Was ist über die Beschuldigten bekannt?
Zum Zeitpunkt der Razzia im Mai waren die Beschuldigten zwischen 14 und 21 Jahre alt. Aufgrund ihres Alters mussten einige von ihnen mit ihren Eltern zur Haftvorführung vor dem Ermittlungsrichter am Bundesgerichtshof in Karlsruhe erscheinen. Sie sitzen seitdem alle in Untersuchungshaft. Das Hamburger Gericht muss nun entscheiden, ob und wann es einen Prozess ansetzt. Die Bundesanwaltschaft wirft sieben der Beschuldigten vor, Mitglieder der jungen Terrorgruppe gewesen zu sein, drei davon sogar Rädelsführer. Dem Achten legen die Ermittler die Unterstützung der Vereinigung zur Last. Manchen wird zudem versuchter Mord, besonders schwere Brandstiftung und Sachbeschädigung vorgeworfen, anderen die Beihilfe zu diesen Taten.

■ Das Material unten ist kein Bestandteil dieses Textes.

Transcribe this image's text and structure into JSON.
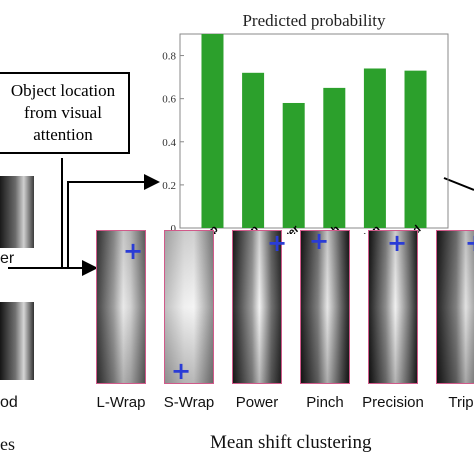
{
  "attention_box": {
    "text": "Object location from visual attention"
  },
  "left_panel": {
    "label_top": "er",
    "label_bottom": "od",
    "caption": "es"
  },
  "clusters": {
    "caption": "Mean shift clustering",
    "labels": [
      "L-Wrap",
      "S-Wrap",
      "Power",
      "Pinch",
      "Precision",
      "Trip"
    ]
  },
  "colors": {
    "bar": "#2ca02c",
    "marker": "#2a3cd6",
    "frame": "#d05a8a"
  },
  "chart_data": {
    "type": "bar",
    "title": "Predicted probability",
    "categories": [
      "L-Wrap",
      "S-Wrap",
      "Power",
      "Pinch",
      "Precision",
      "Tripod"
    ],
    "values": [
      0.9,
      0.72,
      0.58,
      0.65,
      0.74,
      0.73
    ],
    "ylim": [
      0,
      0.9
    ],
    "yticks": [
      "0",
      "0.2",
      "0.4",
      "0.6",
      "0.8"
    ],
    "xlabel": "",
    "ylabel": ""
  }
}
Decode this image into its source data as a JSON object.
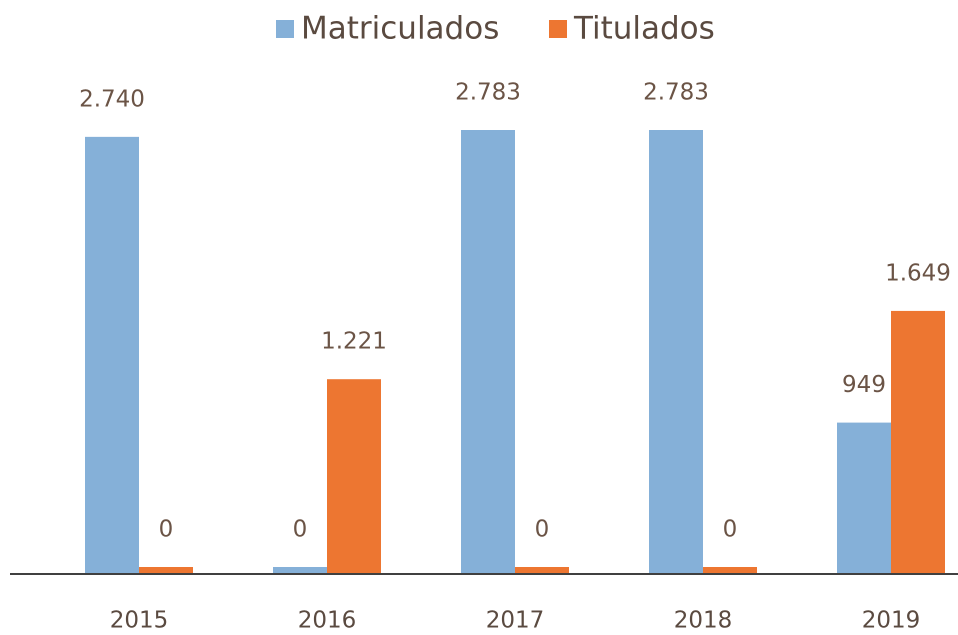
{
  "chart_data": {
    "type": "bar",
    "categories": [
      "2015",
      "2016",
      "2017",
      "2018",
      "2019"
    ],
    "series": [
      {
        "name": "Matriculados",
        "color": "#85b0d8",
        "values": [
          2740,
          0,
          2783,
          2783,
          949
        ],
        "value_labels": [
          "2.740",
          "0",
          "2.783",
          "2.783",
          "949"
        ]
      },
      {
        "name": "Titulados",
        "color": "#ed7631",
        "values": [
          0,
          1221,
          0,
          0,
          1649
        ],
        "value_labels": [
          "0",
          "1.221",
          "0",
          "0",
          "1.649"
        ]
      }
    ],
    "legend": "top"
  }
}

Welche Anschläge soll die Gruppe verübt und geplant haben?
Drei brutale Anschläge und Anschlagspläne rechnet die Bundesanwaltschaft der Gruppe zu. Laut der Behörde sollen einige der Beschuldigten im Oktober 2024 unter anderem einen nächtlichen Brandanschlag auf ein Kulturzentrum in Altdöbern in Brandenburg verübt haben. In dem Gebäude wohnten Menschen, die demnach „lediglich durch Zufall“ nicht verletzt wurden. Weitere Beschuldigte sollen außerdem im Januar 2025 nachts Feuerwerkskörper auf eine Flüchtlingsunterkunft im thüringischen Schmölln geschossen haben. Das sei weitgehend folgenlos geblieben. Zudem gehe es um Anschlagspläne für eine Asylunterkunft im brandenburgischen Senftenberg. Mehrere Beschuldigte sollen zudem Überfälle auf Menschen verübt haben, die sie als „pädophil“ einstuften. Sie wurden durch Täuschung zu Treffen gelotst, bei denen sie geschlagen und getreten wurden.

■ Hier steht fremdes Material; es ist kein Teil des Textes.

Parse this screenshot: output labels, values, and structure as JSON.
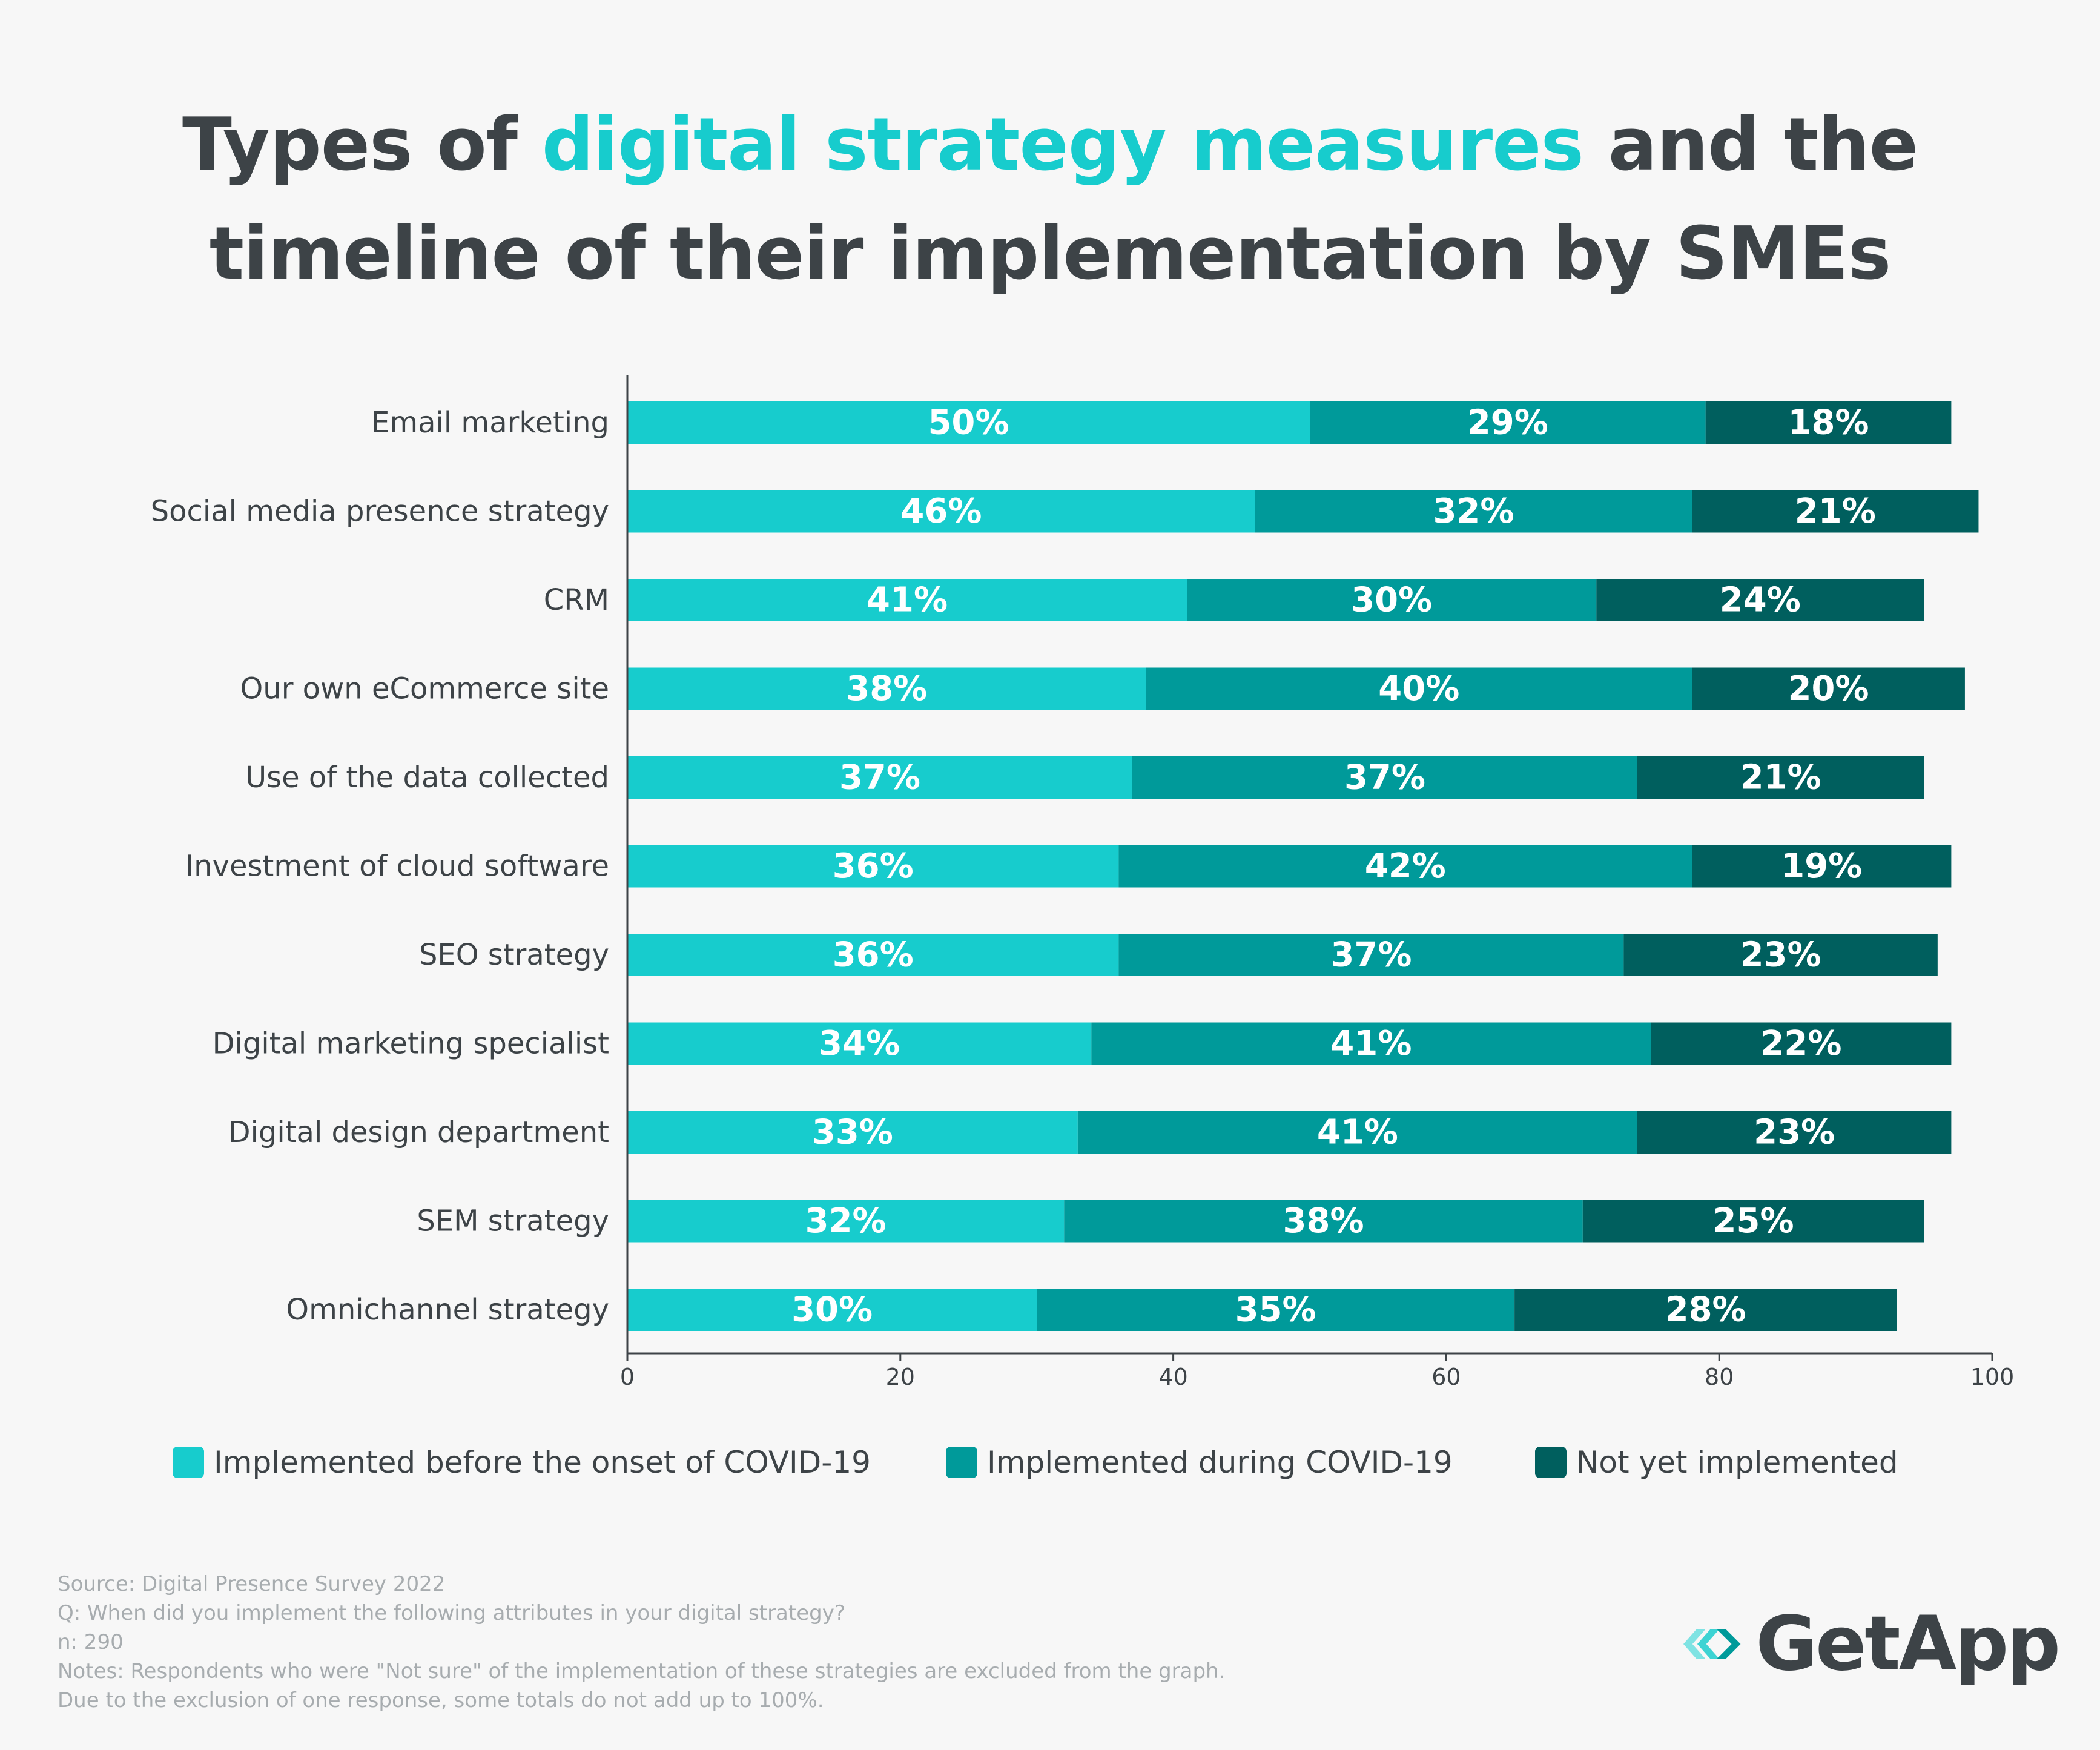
{
  "title": {
    "line1_pre": "Types of ",
    "line1_highlight": "digital strategy measures",
    "line1_post": " and the",
    "line2": "timeline of their implementation by SMEs"
  },
  "colors": {
    "background": "#f7f7f7",
    "text": "#3d4347",
    "accent": "#17cccd",
    "series": [
      "#17cccd",
      "#009a9a",
      "#005f5e"
    ],
    "notes": "#a7acaf"
  },
  "chart_data": {
    "type": "bar",
    "orientation": "horizontal",
    "stacked": true,
    "categories": [
      "Email marketing",
      "Social media presence strategy",
      "CRM",
      "Our own eCommerce site",
      "Use of the data collected",
      "Investment of cloud software",
      "SEO strategy",
      "Digital marketing specialist",
      "Digital design department",
      "SEM strategy",
      "Omnichannel strategy"
    ],
    "series": [
      {
        "name": "Implemented before the onset of COVID-19",
        "values": [
          50,
          46,
          41,
          38,
          37,
          36,
          36,
          34,
          33,
          32,
          30
        ]
      },
      {
        "name": "Implemented during COVID-19",
        "values": [
          29,
          32,
          30,
          40,
          37,
          42,
          37,
          41,
          41,
          38,
          35
        ]
      },
      {
        "name": "Not yet implemented",
        "values": [
          18,
          21,
          24,
          20,
          21,
          19,
          23,
          22,
          23,
          25,
          28
        ]
      }
    ],
    "value_suffix": "%",
    "xlim": [
      0,
      100
    ],
    "xticks": [
      0,
      20,
      40,
      60,
      80,
      100
    ],
    "legend_position": "bottom",
    "grid": false
  },
  "legend": [
    {
      "label": "Implemented before the onset of COVID-19"
    },
    {
      "label": "Implemented during COVID-19"
    },
    {
      "label": "Not yet implemented"
    }
  ],
  "notes": {
    "source": "Source: Digital Presence Survey 2022",
    "question": "Q: When did you implement the following attributes in your digital strategy?",
    "n": "n: 290",
    "notes1": "Notes: Respondents who were \"Not sure\" of the implementation of these strategies are excluded from the graph.",
    "notes2": "Due to the exclusion of one response, some totals do not add up to 100%."
  },
  "logo": {
    "text": "GetApp"
  }
}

Welche Möglichkeiten sieht das Strafrecht bei Jugendlichen vor?
Die gesetzliche Strafmündigkeit liegt bei 14 Jahren. Auch danach sind Jugendliche nicht per se strafbar. Das Jugendgerichtsgesetz verlangt zusätzlich eine „Verantwortungsreife“. Die Täter müssen also reif genug sein, um das Unrecht ihrer Taten zu erkennen und danach handeln zu können. Davon geht die Bundesanwaltschaft im Falle der minderjährigen Beschuldigten aus. Die Über-18-Jährigen gelten strafrechtlich als Heranwachsende.
Die Strafen, die ein Jugendgericht verhängen kann, umfassen sogenannte Erziehungsmaßregeln wie die Teilnahme an sozialen Trainingskursen beziehungsweise Anti-Aggressions-Trainings oder sogenannte Zuchtmittel wie die Reparatur oder das Ersetzen eines beschädigten Gegenstandes. Es kann aber auch eine Jugendstrafe von mindestens sechs Monaten bis zu höchstens zehn Jahren Haft verhängt werden. Bei Heranwachsenden, die nach Jugendstrafrecht verurteilt wurden, können es bis zu 15 Jahre sein. (dpa/mit afp)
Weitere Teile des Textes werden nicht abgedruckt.